Extract from Remembrance by Waldo Williams:

One brief moment as the sun is setting,
One quiet moment as the night comes on
To bring to mind the things that are forgotten,
Lost now in the dust of time long gone.

Nearby Communities


Inland from the route you have one of the earliest settlements of Pembrokeshire known as Mathry that sits on a hill overlooking both the coast and the Preseli Hills. The Church of the Holy Martyrs is in the heart of the village, and you will also find inscribed stones in the outer wall of the churchyard. There are regular buses to this village, the Farmers Arms pub serving Food & Drink and a Sanctuary location opposite the church at the Community Hall.

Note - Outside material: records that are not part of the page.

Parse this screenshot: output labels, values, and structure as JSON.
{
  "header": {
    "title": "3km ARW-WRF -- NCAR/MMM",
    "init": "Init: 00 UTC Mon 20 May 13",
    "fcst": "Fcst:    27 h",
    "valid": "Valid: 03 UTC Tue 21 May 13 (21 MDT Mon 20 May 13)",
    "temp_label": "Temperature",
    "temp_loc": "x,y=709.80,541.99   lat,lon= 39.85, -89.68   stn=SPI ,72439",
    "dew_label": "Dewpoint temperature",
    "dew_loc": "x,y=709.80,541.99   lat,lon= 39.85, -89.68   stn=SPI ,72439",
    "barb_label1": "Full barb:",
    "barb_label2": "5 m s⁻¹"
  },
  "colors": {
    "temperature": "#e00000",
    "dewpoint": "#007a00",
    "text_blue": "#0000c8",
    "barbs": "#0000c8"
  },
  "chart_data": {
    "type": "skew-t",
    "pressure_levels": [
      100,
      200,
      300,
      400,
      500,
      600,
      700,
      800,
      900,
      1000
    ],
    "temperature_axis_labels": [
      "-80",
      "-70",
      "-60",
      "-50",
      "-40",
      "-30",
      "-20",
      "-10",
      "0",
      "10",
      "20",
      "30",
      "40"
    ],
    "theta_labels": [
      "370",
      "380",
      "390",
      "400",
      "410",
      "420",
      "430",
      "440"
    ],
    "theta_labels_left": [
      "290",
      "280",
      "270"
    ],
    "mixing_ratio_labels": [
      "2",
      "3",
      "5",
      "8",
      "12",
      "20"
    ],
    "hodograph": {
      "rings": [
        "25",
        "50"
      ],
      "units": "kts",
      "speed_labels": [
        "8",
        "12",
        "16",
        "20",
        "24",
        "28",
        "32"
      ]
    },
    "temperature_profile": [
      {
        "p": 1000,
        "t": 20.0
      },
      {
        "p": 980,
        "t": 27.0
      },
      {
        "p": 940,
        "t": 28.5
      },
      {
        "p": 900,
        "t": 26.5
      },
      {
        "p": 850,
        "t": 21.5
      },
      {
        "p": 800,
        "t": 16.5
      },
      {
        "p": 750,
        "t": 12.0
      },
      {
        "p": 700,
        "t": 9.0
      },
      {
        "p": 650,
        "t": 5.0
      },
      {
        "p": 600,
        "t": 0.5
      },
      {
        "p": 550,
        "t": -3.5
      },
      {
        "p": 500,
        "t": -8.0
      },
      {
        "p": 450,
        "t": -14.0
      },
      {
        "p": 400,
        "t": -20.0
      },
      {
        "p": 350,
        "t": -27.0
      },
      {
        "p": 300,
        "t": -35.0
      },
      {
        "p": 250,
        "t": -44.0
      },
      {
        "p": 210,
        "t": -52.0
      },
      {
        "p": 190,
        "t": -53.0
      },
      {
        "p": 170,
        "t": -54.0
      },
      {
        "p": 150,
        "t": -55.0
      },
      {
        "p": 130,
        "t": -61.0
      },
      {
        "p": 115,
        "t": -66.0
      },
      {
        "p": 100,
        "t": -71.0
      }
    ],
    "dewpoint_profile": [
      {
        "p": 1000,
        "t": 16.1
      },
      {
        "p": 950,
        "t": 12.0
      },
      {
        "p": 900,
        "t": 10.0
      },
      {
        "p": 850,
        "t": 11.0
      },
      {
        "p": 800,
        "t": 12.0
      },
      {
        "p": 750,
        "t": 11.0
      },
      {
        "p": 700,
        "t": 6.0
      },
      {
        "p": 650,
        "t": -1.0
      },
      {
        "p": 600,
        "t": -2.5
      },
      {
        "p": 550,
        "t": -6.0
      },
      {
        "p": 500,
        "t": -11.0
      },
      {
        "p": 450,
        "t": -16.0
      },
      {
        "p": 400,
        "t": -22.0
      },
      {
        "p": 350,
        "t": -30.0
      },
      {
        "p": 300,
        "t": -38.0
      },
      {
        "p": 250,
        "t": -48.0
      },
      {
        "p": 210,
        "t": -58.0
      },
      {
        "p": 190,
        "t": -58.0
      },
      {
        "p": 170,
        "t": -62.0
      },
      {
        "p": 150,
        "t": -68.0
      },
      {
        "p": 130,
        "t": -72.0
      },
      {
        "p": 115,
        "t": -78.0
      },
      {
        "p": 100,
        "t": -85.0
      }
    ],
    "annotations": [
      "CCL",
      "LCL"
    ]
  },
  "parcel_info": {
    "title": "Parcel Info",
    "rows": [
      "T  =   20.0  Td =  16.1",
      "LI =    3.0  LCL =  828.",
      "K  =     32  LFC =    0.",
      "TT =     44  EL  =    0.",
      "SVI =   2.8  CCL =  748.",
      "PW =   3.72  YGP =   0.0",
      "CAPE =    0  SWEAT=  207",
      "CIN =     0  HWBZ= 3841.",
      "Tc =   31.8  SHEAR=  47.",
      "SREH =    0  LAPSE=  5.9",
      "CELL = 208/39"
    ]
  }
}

Inland from here there is the community of Llanrhian that offers Sanctuary accommodation at the Church Hall opposite Llanrhian Church which is dedicated to St Rhian. Llanrhian church is of unusual architecture almost built around a lookout tower. There is a rarely seen inscribed marker at the corner footing of the church and the way the village is set out on the crossroads gives it a sense of many traveling and passing journeys going through here. Noted artist John Knap Fisher lived and worked just inland from here at Croesgoch. Fisher has widely documented the county’s parish churches, in particular the medieval Celtic churches predominant in the north of the county.


smugglers barrels

Many of the hidden coves tucked away on this rugged and remote coastline were havens for smugglers and pirates in the seventeenth and eighteenth centuries. A curious tunnel with no obvious agricultural purpose can still be seen in the hillside above Abermawr beach. Some people say this might have been a secret storage place for contraband such as wine, brandy or tobacco that needed to be hidden away from customs officers.

In 1713 one such smuggler by the name of Francis Hayman was arrested nearby after an armed cliff-top struggle. Even though he was brought to trial, he was immediately released by the judge who may have been bribed with a barrel of brandy from the smuggler for his trouble.



The birdlife all along the Pembrokeshire Coast Path is exceptional with regular sightings of choughs, kittiwakes, gannets and other seabirds. Some of the nearby islands have breathtaking numbers such as the 40,000 pairs of gannets who nest on Grassholm each year.